Friday, February 5, 2010

And presenting...Sister Woods


Hello beautiful world. It's Amanda here, or Mans, or the latest development in my life--Sister Woods. That is right, by the rights of Aly in Huey's last night, I was officially "nunned" Sister Woods. And why might I want to be "nunned" since I am NOT Catholic and actually very fond of boys? Because, who needs the hassle of the male gender? Now don't get me wrong, I am NO man-hater, I just feel that it's worth taking that problem out all together. So here I am, almost 23 and the unofficial nun of the Poplar house. It is quite the responsibility. I've only been the nun for a single day and I can already feel the weight of such responsibility. For starters, I have to decide what type of nun I want to be. Do I want to be a nun like Whoopee in Sister Act or Julie Andrews in Sound of Music? You see, the battle has already begun. But both sing and dance, which I already have down. Whew...too many decisions!
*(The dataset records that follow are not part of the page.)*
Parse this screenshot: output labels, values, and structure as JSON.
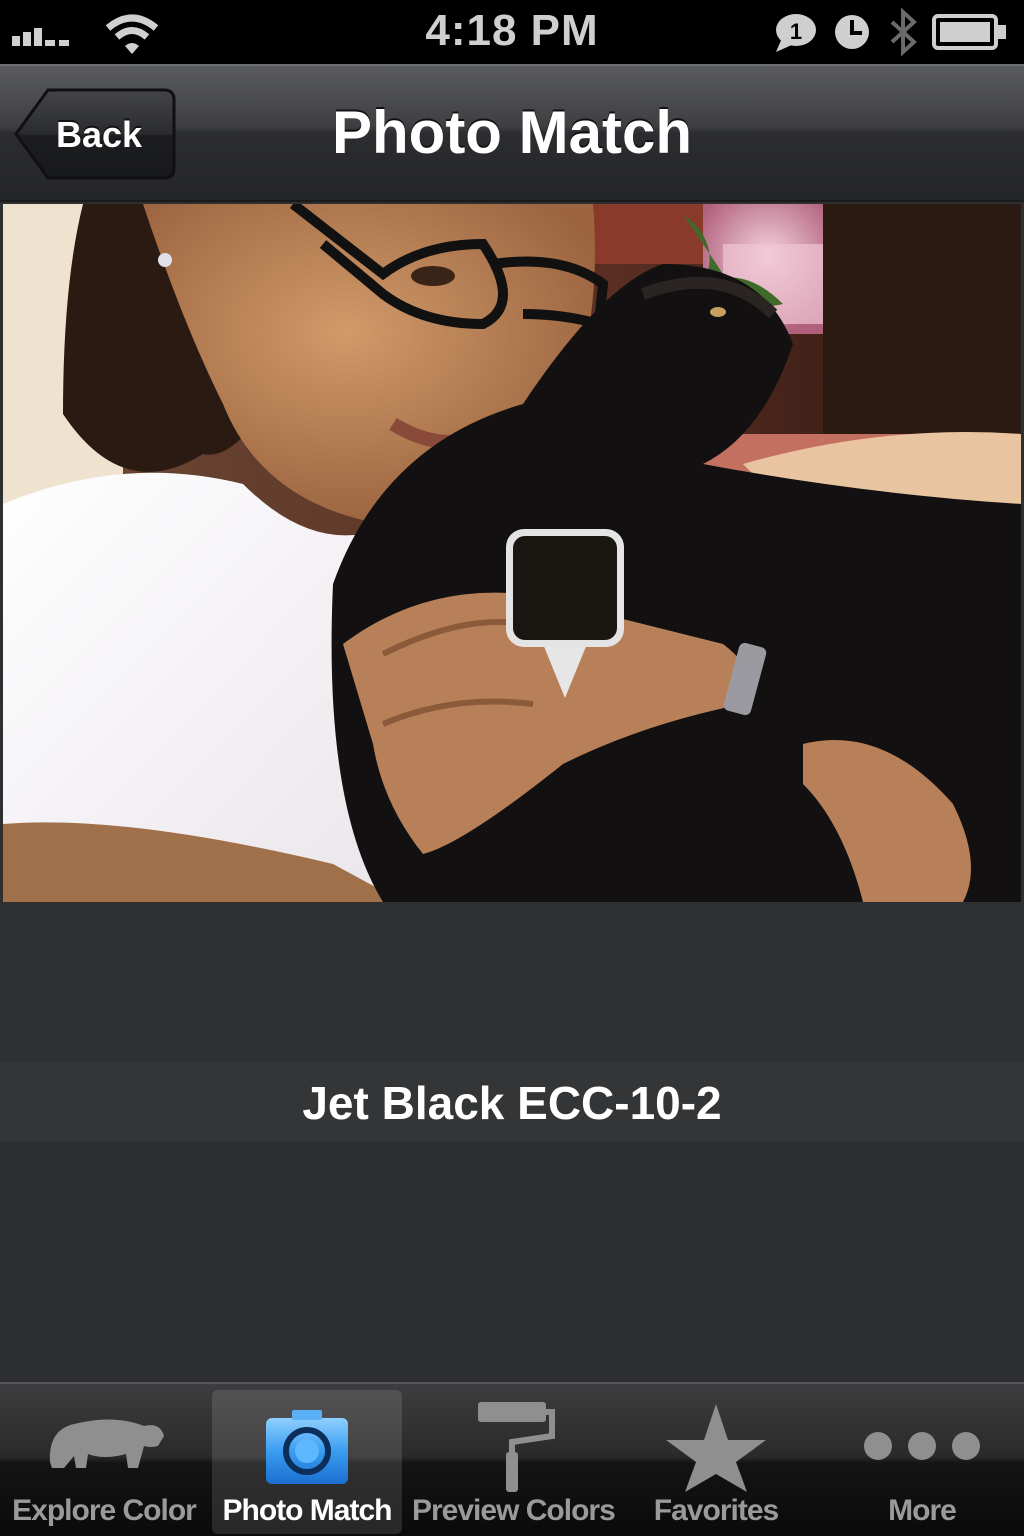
{
  "status_bar": {
    "time": "4:18 PM",
    "notification_count": "1",
    "icons": [
      "signal-icon",
      "wifi-icon",
      "notification-icon",
      "alarm-icon",
      "bluetooth-icon",
      "battery-icon"
    ]
  },
  "nav": {
    "back_label": "Back",
    "title": "Photo Match"
  },
  "photo": {
    "picked_swatch_color": "#1a1713"
  },
  "result": {
    "color_name": "Jet Black ECC-10-2"
  },
  "tabs": [
    {
      "label": "Explore Color",
      "icon": "bear-icon",
      "selected": false
    },
    {
      "label": "Photo Match",
      "icon": "camera-icon",
      "selected": true
    },
    {
      "label": "Preview Colors",
      "icon": "paint-roller-icon",
      "selected": false
    },
    {
      "label": "Favorites",
      "icon": "star-icon",
      "selected": false
    },
    {
      "label": "More",
      "icon": "more-dots-icon",
      "selected": false
    }
  ],
  "colors": {
    "accent_selected_tab": "#4aa3ea",
    "background": "#2e2f31"
  }
}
Other than my vows, life has been pretty uneventful. That sounds silly when I reveal that I have 4 jobs to my name at the moment. I know, ridiculous. But somehow I kept acquiring them like mismatched socks and I like having a lot to do. I am a nanny for an 8 month old girl named Mylan, who seriously makes me want to give up everything I'm doing right now and become a mom. I baby sit for a few other families during the week that drive home the notion even further that I want a house full of kids someday (that is, if the nun gig doesn't work out...). I also work at a non-profit in Orange Mound part-time helping with their youth newspaper and their after school tutoring program. And last but not least, I work at a gym. I know, me at a gym? Thankfully my only tasks include checking people in.



So there is my week in a nutshell. I still have no idea what I want to do with my life, even though I'm in grad school. Crazy right? I thought that surely by now I would have a few things figured out, but that was where I was sincerely mistaken. God has taken me on this crazy roller coaster ride that I have absolutely detested. I've screamed, pouted, cried, laughed, cursed and so many more off the wall emotions along the way, but the Lord has been healing my heart in so many ways, and probably in more ways that I cannot yet see. I feel that I'm boldly honest with the Lord; telling Him things that most people wouldn't because it's not "right" to say. Honestly, I don't like the plan the Lord has for me now. But I'm holding onto the promise that someday He will prove me utterly wrong. But until then, this is Sister Woods signing off.